Let say the WR is 5.9% in 2023, and year of retirement is 2015. Assuming an inflation of about 5% or 6%, we can approximate the WR in the year of retirement. That is the initial withdrawal rate.
To do this, we use: initial WR is 5.9%/(1+5%)^8 = 4%
Here 8 = time elapsed in years since retirement: 2023-2015.
We will also consider the annuity rate of EPS pension (applicable only in cases where a lump sum is deducted from EPF to account for EPS shortfall).
Annuity rate = Annual extra EPS pension divided by lump sum paid from EPF.
If the initial WR is > 4%, then this probably means you are withdrawing too much from your current corpus to meet the shortfall in expenses after accounting for pension or rental income.
Suppose the annuity rate of EPS pension is higher than the 30Y or 40Y RBI bond coupon rate. In that case, you can consider paying the shortfall in EPS contributions to get higher EPS pension but without completely emptying your liquid corpus (excluding an emergency fund).
If the initial WR is < 3.5%, you probably have ample liquid retirement assets to handle inflation and emergencies. Therfore, you do not need the higher EPS pension and can opt out.
If the initial WR is between 3.5% to 4%, it is a cat on the wall situation. Closer examination and projection of future cashflow with reasonable assumptions and expectations are necessary to decide whether one should opt for higher EPS pension. It maybe possible to manage without the EPS pension, but there is chance of running out of money in your lifetime. You can DIY this cashflow projection or consult a SEBI registered fee-only advisor from our curated list.

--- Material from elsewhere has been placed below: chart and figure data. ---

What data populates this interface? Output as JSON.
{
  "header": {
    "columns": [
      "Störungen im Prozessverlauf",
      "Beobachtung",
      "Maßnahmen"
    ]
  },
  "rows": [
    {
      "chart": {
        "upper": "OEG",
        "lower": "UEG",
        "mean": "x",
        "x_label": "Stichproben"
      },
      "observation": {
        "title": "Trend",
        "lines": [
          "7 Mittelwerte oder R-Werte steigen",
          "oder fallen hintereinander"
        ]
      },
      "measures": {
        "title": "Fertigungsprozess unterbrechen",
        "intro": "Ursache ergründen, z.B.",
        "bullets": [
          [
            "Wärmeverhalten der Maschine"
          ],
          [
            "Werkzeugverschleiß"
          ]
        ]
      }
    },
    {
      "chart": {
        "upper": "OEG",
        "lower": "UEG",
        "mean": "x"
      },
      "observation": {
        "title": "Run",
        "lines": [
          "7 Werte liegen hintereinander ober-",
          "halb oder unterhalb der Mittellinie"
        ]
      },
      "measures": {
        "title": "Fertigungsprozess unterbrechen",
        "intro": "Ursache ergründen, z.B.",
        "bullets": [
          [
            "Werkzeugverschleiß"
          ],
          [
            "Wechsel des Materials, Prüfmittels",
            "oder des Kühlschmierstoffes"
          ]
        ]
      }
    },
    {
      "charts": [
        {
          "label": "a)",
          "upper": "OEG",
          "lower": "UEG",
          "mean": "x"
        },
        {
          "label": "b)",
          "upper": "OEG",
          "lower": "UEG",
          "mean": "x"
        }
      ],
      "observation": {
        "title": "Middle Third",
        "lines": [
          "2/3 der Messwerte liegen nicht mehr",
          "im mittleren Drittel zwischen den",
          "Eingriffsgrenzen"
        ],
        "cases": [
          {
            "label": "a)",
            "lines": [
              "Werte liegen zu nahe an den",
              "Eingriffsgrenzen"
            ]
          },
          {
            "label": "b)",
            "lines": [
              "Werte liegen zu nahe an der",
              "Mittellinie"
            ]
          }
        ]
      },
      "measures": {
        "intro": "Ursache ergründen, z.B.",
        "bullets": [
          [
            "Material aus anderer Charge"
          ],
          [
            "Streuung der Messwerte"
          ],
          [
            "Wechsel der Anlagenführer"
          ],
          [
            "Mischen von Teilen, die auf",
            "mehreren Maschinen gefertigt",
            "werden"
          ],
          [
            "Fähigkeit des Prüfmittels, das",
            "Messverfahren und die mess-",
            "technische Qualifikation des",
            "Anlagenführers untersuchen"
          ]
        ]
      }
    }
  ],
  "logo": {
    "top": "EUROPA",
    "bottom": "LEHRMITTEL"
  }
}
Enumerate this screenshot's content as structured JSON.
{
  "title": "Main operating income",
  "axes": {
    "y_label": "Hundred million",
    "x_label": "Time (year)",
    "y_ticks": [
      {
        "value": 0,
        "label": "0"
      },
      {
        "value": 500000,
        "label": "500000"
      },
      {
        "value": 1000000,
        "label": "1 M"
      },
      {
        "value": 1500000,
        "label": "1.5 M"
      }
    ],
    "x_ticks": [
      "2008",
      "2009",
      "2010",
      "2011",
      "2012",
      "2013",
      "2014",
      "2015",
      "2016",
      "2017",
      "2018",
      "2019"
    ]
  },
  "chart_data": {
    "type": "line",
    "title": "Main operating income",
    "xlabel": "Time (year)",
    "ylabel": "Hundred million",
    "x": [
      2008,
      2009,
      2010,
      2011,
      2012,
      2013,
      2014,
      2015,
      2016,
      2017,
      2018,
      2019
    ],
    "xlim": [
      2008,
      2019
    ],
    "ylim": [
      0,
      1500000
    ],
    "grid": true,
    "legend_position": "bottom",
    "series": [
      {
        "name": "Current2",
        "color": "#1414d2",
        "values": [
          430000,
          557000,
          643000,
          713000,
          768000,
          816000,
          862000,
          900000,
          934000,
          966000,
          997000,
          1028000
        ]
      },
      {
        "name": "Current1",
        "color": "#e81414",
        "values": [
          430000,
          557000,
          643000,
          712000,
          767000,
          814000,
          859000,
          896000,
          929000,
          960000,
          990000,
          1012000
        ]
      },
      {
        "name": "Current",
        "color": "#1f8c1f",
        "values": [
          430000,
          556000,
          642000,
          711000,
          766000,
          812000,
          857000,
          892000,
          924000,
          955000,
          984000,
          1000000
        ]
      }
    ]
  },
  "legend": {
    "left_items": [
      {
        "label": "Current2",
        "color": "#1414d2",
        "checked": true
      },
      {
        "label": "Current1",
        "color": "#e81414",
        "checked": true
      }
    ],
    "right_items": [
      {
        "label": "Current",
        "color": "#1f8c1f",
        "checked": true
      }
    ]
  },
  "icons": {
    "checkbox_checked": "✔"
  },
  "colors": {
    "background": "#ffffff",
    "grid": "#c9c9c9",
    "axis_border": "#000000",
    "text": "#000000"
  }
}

Those with ample funds can use the EPS pension as a secondary pension source if it has a higher annuity rate. You can simulate this with our robo advisory tool.
As I am sure you have realised by now, it is a rather tough choice, and each case is different. So general calculations or comparison will not help. Now that the last date has been extended to May 3rd, there is plenty of time to consider individual circumstances.